Philip Goldhammer, 35, sued the state last month in federal court, alleging his civil rights were not protected.

State officials admit the 2009 assault took place but argue that employees named in the suit were not responsible, according to court documents filed earlier this month.

However, a source with direct knowledge of the incident said in an interview this week that Moose Lake staff ignored requests by Goldhammer to be transferred to another room after his roommate, William Cardwell, threatened him several times before the attack.

It took more than a year and a half after the incident before the state Department of Human Services issued a "client incompatibility'' policy designed to protect patients from such attacks, according to a review of agency documents.

On Thursday, Human Services officials said they would not answer questions about security procedures at the time of the attack or delays in developing the incompatibility policy or say how many sexual assault investigations have been conducted at the facility.

The sex offender treatment program, whose population has nearly quadrupled in the past decade, was also faulted in March by Legislative Auditor James Nobles for providing inadequate therapy to patients and insufficient training to staff.

"Nobody took this kid [Goldhammer] seriously,'' the source said, "and we're going to pay because of it." The source spoke on condition of anonymity because the case is expected to go to mediation in coming weeks.

The source said that, in retrospect, one of the obvious failures by staff was allowing the physically intimidating, 266-pound Cardwell to room with Goldhammer, who weighs just over 140 pounds.

After the incident, Cardwell tried to commit suicide by hanging himself with an electrical cord, according documents, but the cord broke.

Criminal histories

Cardwell, 45, was charged with rape and first-degree assault and later convicted of assault with great bodily harm.
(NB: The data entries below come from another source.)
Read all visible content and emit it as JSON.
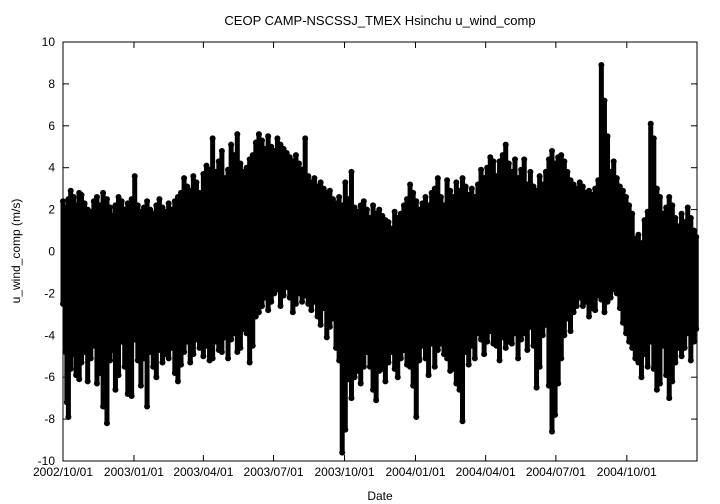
{
  "chart_data": {
    "type": "scatter",
    "title": "CEOP CAMP-NSCSSJ_TMEX Hsinchu  u_wind_comp",
    "xlabel": "Date",
    "ylabel": "u_wind_comp (m/s)",
    "x_range": [
      "2002-10-01",
      "2004-12-31"
    ],
    "ylim": [
      -10,
      10
    ],
    "y_ticks": [
      -10,
      -8,
      -6,
      -4,
      -2,
      0,
      2,
      4,
      6,
      8,
      10
    ],
    "x_ticks": [
      {
        "date": "2002-10-01",
        "label": "2002/10/01"
      },
      {
        "date": "2003-01-01",
        "label": "2003/01/01"
      },
      {
        "date": "2003-04-01",
        "label": "2003/04/01"
      },
      {
        "date": "2003-07-01",
        "label": "2003/07/01"
      },
      {
        "date": "2003-10-01",
        "label": "2003/10/01"
      },
      {
        "date": "2004-01-01",
        "label": "2004/01/01"
      },
      {
        "date": "2004-04-01",
        "label": "2004/04/01"
      },
      {
        "date": "2004-07-01",
        "label": "2004/07/01"
      },
      {
        "date": "2004-10-01",
        "label": "2004/10/01"
      }
    ],
    "grid": false,
    "legend": "none",
    "marker": "filled-circle",
    "connected": true,
    "color": "#000000",
    "series": [
      {
        "x": [
          "2002-10-01",
          "2002-10-04",
          "2002-10-06",
          "2002-10-08",
          "2002-10-11",
          "2002-10-15",
          "2002-10-18",
          "2002-10-22",
          "2002-10-25",
          "2002-10-29",
          "2002-11-02",
          "2002-11-06",
          "2002-11-10",
          "2002-11-14",
          "2002-11-18",
          "2002-11-22",
          "2002-11-27",
          "2002-12-01",
          "2002-12-05",
          "2002-12-08",
          "2002-12-12",
          "2002-12-16",
          "2002-12-20",
          "2002-12-24",
          "2002-12-29",
          "2003-01-02",
          "2003-01-06",
          "2003-01-10",
          "2003-01-14",
          "2003-01-18",
          "2003-01-22",
          "2003-01-26",
          "2003-01-30",
          "2003-02-03",
          "2003-02-07",
          "2003-02-11",
          "2003-02-15",
          "2003-02-19",
          "2003-02-23",
          "2003-02-27",
          "2003-03-03",
          "2003-03-07",
          "2003-03-11",
          "2003-03-15",
          "2003-03-19",
          "2003-03-23",
          "2003-03-27",
          "2003-04-01",
          "2003-04-05",
          "2003-04-09",
          "2003-04-13",
          "2003-04-17",
          "2003-04-21",
          "2003-04-25",
          "2003-04-29",
          "2003-05-03",
          "2003-05-07",
          "2003-05-11",
          "2003-05-15",
          "2003-05-19",
          "2003-05-23",
          "2003-05-27",
          "2003-05-31",
          "2003-06-04",
          "2003-06-08",
          "2003-06-12",
          "2003-06-16",
          "2003-06-20",
          "2003-06-24",
          "2003-06-28",
          "2003-07-02",
          "2003-07-06",
          "2003-07-10",
          "2003-07-14",
          "2003-07-18",
          "2003-07-22",
          "2003-07-26",
          "2003-07-30",
          "2003-08-03",
          "2003-08-07",
          "2003-08-11",
          "2003-08-15",
          "2003-08-19",
          "2003-08-23",
          "2003-08-27",
          "2003-08-31",
          "2003-09-04",
          "2003-09-08",
          "2003-09-12",
          "2003-09-16",
          "2003-09-20",
          "2003-09-24",
          "2003-09-28",
          "2003-10-02",
          "2003-10-06",
          "2003-10-10",
          "2003-10-14",
          "2003-10-18",
          "2003-10-22",
          "2003-10-26",
          "2003-10-30",
          "2003-11-03",
          "2003-11-07",
          "2003-11-11",
          "2003-11-15",
          "2003-11-19",
          "2003-11-23",
          "2003-11-27",
          "2003-12-01",
          "2003-12-05",
          "2003-12-09",
          "2003-12-13",
          "2003-12-17",
          "2003-12-21",
          "2003-12-25",
          "2003-12-29",
          "2004-01-02",
          "2004-01-06",
          "2004-01-10",
          "2004-01-14",
          "2004-01-18",
          "2004-01-22",
          "2004-01-26",
          "2004-01-30",
          "2004-02-03",
          "2004-02-07",
          "2004-02-11",
          "2004-02-15",
          "2004-02-19",
          "2004-02-23",
          "2004-02-27",
          "2004-03-02",
          "2004-03-06",
          "2004-03-10",
          "2004-03-14",
          "2004-03-18",
          "2004-03-22",
          "2004-03-26",
          "2004-03-30",
          "2004-04-03",
          "2004-04-07",
          "2004-04-11",
          "2004-04-15",
          "2004-04-19",
          "2004-04-23",
          "2004-04-27",
          "2004-05-01",
          "2004-05-05",
          "2004-05-09",
          "2004-05-13",
          "2004-05-17",
          "2004-05-21",
          "2004-05-25",
          "2004-05-29",
          "2004-06-02",
          "2004-06-06",
          "2004-06-10",
          "2004-06-14",
          "2004-06-18",
          "2004-06-22",
          "2004-06-26",
          "2004-06-30",
          "2004-07-04",
          "2004-07-08",
          "2004-07-12",
          "2004-07-16",
          "2004-07-20",
          "2004-07-24",
          "2004-07-28",
          "2004-08-01",
          "2004-08-05",
          "2004-08-09",
          "2004-08-13",
          "2004-08-17",
          "2004-08-21",
          "2004-08-25",
          "2004-08-29",
          "2004-09-02",
          "2004-09-06",
          "2004-09-10",
          "2004-09-14",
          "2004-09-18",
          "2004-09-22",
          "2004-09-26",
          "2004-09-30",
          "2004-10-04",
          "2004-10-08",
          "2004-10-12",
          "2004-10-16",
          "2004-10-20",
          "2004-10-24",
          "2004-10-28",
          "2004-11-01",
          "2004-11-05",
          "2004-11-09",
          "2004-11-13",
          "2004-11-17",
          "2004-11-21",
          "2004-11-25",
          "2004-11-29",
          "2004-12-03",
          "2004-12-07",
          "2004-12-11",
          "2004-12-15",
          "2004-12-19",
          "2004-12-23",
          "2004-12-27",
          "2004-12-30"
        ],
        "y_max": [
          2.4,
          2.1,
          1.8,
          2.5,
          2.9,
          2.6,
          2.2,
          2.8,
          2.7,
          2.3,
          2.0,
          1.9,
          2.4,
          2.6,
          2.2,
          2.8,
          2.5,
          2.1,
          1.7,
          2.2,
          2.6,
          2.4,
          2.0,
          2.3,
          2.5,
          3.6,
          2.2,
          1.9,
          2.1,
          2.4,
          2.0,
          1.8,
          2.2,
          2.5,
          2.1,
          1.9,
          2.3,
          2.0,
          2.4,
          2.6,
          2.8,
          3.5,
          3.1,
          2.9,
          3.6,
          3.3,
          2.8,
          3.7,
          4.1,
          3.9,
          5.4,
          3.8,
          4.3,
          4.8,
          3.5,
          3.9,
          5.1,
          4.6,
          5.6,
          4.2,
          3.8,
          4.0,
          4.4,
          4.6,
          5.2,
          5.6,
          5.3,
          4.9,
          5.5,
          5.0,
          4.8,
          5.4,
          5.1,
          4.9,
          4.7,
          4.5,
          4.3,
          4.6,
          4.2,
          3.9,
          5.4,
          3.6,
          3.3,
          3.5,
          3.1,
          3.3,
          3.0,
          2.8,
          2.9,
          2.5,
          2.3,
          2.6,
          2.2,
          3.3,
          2.5,
          3.8,
          2.1,
          1.9,
          2.2,
          2.4,
          2.0,
          1.6,
          2.2,
          1.8,
          2.0,
          1.7,
          1.5,
          1.4,
          1.1,
          1.9,
          1.6,
          1.8,
          2.2,
          2.5,
          3.2,
          2.8,
          2.4,
          2.0,
          2.3,
          2.6,
          2.2,
          2.8,
          3.0,
          3.5,
          2.6,
          2.2,
          3.4,
          2.9,
          2.6,
          3.3,
          2.9,
          3.5,
          3.1,
          2.7,
          3.0,
          2.6,
          3.2,
          3.9,
          3.5,
          4.0,
          4.5,
          4.3,
          3.6,
          4.3,
          4.6,
          5.1,
          4.2,
          3.8,
          4.4,
          3.5,
          3.9,
          4.4,
          3.2,
          3.8,
          3.1,
          2.9,
          3.6,
          3.2,
          3.8,
          4.4,
          4.8,
          4.2,
          4.5,
          4.6,
          4.3,
          3.8,
          3.4,
          3.2,
          3.0,
          3.3,
          3.1,
          2.8,
          2.9,
          2.7,
          3.0,
          3.4,
          8.9,
          7.2,
          5.5,
          3.8,
          4.3,
          3.5,
          3.1,
          2.9,
          2.6,
          2.2,
          1.8,
          0.6,
          0.8,
          0.4,
          1.5,
          1.9,
          6.1,
          5.4,
          3.0,
          2.6,
          1.8,
          2.1,
          2.6,
          2.2,
          1.6,
          1.2,
          1.8,
          1.4,
          2.1,
          1.6,
          1.0,
          0.7
        ],
        "y_min": [
          -2.5,
          -4.8,
          -7.2,
          -7.9,
          -5.6,
          -4.9,
          -5.9,
          -6.1,
          -5.3,
          -4.8,
          -6.2,
          -5.1,
          -4.5,
          -6.3,
          -5.8,
          -7.4,
          -8.2,
          -5.2,
          -4.7,
          -6.6,
          -5.9,
          -4.3,
          -5.5,
          -6.8,
          -6.9,
          -4.2,
          -5.2,
          -6.4,
          -5.1,
          -7.4,
          -4.8,
          -5.5,
          -6.0,
          -4.7,
          -5.3,
          -4.9,
          -5.1,
          -4.6,
          -5.8,
          -6.2,
          -5.4,
          -4.8,
          -4.3,
          -5.3,
          -4.9,
          -4.2,
          -4.6,
          -5.0,
          -4.5,
          -5.2,
          -5.1,
          -4.3,
          -4.7,
          -4.8,
          -4.1,
          -5.1,
          -4.2,
          -3.9,
          -4.8,
          -4.6,
          -3.7,
          -3.9,
          -5.3,
          -4.5,
          -3.1,
          -2.9,
          -2.6,
          -2.2,
          -2.8,
          -2.4,
          -2.0,
          -1.8,
          -2.6,
          -2.1,
          -1.7,
          -2.2,
          -2.9,
          -2.5,
          -2.0,
          -2.4,
          -2.1,
          -2.5,
          -2.8,
          -2.4,
          -3.1,
          -3.5,
          -2.7,
          -4.1,
          -3.6,
          -3.2,
          -4.6,
          -5.2,
          -9.6,
          -8.5,
          -6.1,
          -7.0,
          -6.0,
          -5.7,
          -6.3,
          -5.5,
          -4.8,
          -5.5,
          -6.6,
          -7.1,
          -5.7,
          -5.6,
          -6.2,
          -5.3,
          -4.8,
          -5.6,
          -6.0,
          -5.1,
          -4.7,
          -5.4,
          -5.5,
          -6.4,
          -7.9,
          -5.2,
          -4.5,
          -5.1,
          -5.9,
          -4.4,
          -5.5,
          -4.7,
          -4.4,
          -4.9,
          -5.1,
          -5.7,
          -5.6,
          -6.3,
          -6.6,
          -8.1,
          -4.8,
          -5.4,
          -4.5,
          -5.1,
          -3.9,
          -4.2,
          -4.9,
          -4.3,
          -3.8,
          -4.4,
          -4.5,
          -5.2,
          -4.1,
          -4.6,
          -4.3,
          -4.4,
          -3.9,
          -5.1,
          -4.2,
          -3.9,
          -4.7,
          -3.6,
          -4.5,
          -6.5,
          -5.5,
          -4.0,
          -3.5,
          -6.4,
          -8.6,
          -7.8,
          -6.3,
          -5.1,
          -4.0,
          -3.2,
          -3.8,
          -2.9,
          -2.6,
          -2.2,
          -2.6,
          -2.4,
          -3.1,
          -2.7,
          -2.8,
          -2.1,
          -2.3,
          -2.9,
          -2.4,
          -2.2,
          -1.8,
          -2.0,
          -2.7,
          -3.4,
          -3.9,
          -4.3,
          -4.6,
          -5.1,
          -5.3,
          -6.0,
          -4.9,
          -5.5,
          -4.3,
          -5.6,
          -6.6,
          -6.3,
          -4.5,
          -5.9,
          -7.0,
          -6.2,
          -5.3,
          -4.6,
          -5.0,
          -4.6,
          -3.9,
          -5.2,
          -4.3,
          -3.7,
          -4.1,
          -5.4
        ]
      }
    ]
  }
}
He was sentenced to more than nine years in prison; last month he was sent to the state's maximum security facility in Oak Park Heights.
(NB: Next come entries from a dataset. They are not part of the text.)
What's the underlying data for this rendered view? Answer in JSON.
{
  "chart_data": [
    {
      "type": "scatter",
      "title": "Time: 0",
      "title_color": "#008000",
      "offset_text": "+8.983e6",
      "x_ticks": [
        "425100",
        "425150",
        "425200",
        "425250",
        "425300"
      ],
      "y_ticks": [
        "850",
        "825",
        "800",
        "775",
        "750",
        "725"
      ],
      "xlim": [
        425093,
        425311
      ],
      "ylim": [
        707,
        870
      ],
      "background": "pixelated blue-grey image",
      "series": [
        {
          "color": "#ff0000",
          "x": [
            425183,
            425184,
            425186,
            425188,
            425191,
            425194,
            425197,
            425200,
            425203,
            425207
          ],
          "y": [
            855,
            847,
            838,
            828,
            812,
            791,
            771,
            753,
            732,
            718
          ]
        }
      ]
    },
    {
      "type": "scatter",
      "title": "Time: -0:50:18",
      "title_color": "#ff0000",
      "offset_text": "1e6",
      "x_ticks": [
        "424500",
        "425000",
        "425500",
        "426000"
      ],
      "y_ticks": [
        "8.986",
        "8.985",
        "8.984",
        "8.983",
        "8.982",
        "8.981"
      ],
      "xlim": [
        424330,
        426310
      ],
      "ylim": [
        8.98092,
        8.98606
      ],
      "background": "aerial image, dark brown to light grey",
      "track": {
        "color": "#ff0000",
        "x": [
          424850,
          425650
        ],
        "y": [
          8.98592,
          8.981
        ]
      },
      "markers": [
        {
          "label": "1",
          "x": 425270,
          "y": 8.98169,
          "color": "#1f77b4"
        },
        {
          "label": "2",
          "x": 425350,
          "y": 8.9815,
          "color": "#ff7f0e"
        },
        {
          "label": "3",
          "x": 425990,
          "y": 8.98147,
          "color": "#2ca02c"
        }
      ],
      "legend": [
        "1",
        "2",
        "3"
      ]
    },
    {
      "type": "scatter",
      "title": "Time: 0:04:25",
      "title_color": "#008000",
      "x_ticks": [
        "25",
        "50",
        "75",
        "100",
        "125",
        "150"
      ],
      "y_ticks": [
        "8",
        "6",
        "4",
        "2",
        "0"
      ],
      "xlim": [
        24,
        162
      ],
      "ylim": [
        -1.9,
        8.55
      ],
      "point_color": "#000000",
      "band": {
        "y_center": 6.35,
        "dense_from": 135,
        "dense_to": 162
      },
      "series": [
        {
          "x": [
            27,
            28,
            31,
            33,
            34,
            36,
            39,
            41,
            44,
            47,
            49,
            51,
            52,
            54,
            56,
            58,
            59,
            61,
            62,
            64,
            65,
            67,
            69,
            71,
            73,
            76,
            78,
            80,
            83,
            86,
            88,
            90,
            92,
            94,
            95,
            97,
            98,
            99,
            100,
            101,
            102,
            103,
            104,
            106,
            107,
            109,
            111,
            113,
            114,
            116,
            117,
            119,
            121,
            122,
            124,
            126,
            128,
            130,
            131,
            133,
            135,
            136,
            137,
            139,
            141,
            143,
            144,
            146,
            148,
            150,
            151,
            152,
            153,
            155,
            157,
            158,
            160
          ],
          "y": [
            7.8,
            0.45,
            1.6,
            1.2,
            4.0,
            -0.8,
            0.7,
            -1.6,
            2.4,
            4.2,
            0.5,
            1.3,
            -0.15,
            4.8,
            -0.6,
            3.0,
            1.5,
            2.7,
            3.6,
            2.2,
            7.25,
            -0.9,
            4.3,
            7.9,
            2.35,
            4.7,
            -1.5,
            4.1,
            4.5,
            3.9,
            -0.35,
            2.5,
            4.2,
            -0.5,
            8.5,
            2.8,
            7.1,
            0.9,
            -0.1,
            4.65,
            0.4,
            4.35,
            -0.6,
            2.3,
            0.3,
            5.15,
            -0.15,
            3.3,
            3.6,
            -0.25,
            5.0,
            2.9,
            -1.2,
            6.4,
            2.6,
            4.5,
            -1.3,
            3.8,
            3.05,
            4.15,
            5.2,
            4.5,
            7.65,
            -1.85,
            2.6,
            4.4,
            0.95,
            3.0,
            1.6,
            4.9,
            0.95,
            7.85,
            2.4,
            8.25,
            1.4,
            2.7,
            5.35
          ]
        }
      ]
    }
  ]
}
Before being committed to Moose Lake in 1999, Cardwell had two first-degree criminal sex convictions, in 1986 and 1989, according to records from the Department of Corrections.

Goldhammer has a history of criminal sexual assault and obscenity convictions and was committed to the sex offender program in 2007, records show.
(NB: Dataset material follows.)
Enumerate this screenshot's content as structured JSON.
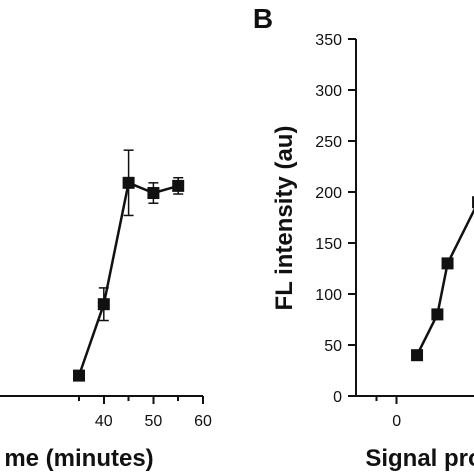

The source said that in the days and weeks before the assault, both men had sought room transfers. Goldhammer brought up the endangerment issue during group sessions with counselors, who took no action, the source said.

Cardwell later told authorities that he tried several times, without success, to change rooms because he harbored sexual fantasies about Goldhammer, and that the slightly built man reminded him of his victims.

Another patient later told authorities he heard Goldhammer yelling during the incident, according to documents, and looked inside the room but could do nothing to stop the assault. He soon returned and managed to get the room door opened by hitting an intercom button.

After the attack, authorities found Cardwell wrote several notes describing his sexual attraction to Goldhammer, describing fantasies he wanted to carry out and making reference to suicide.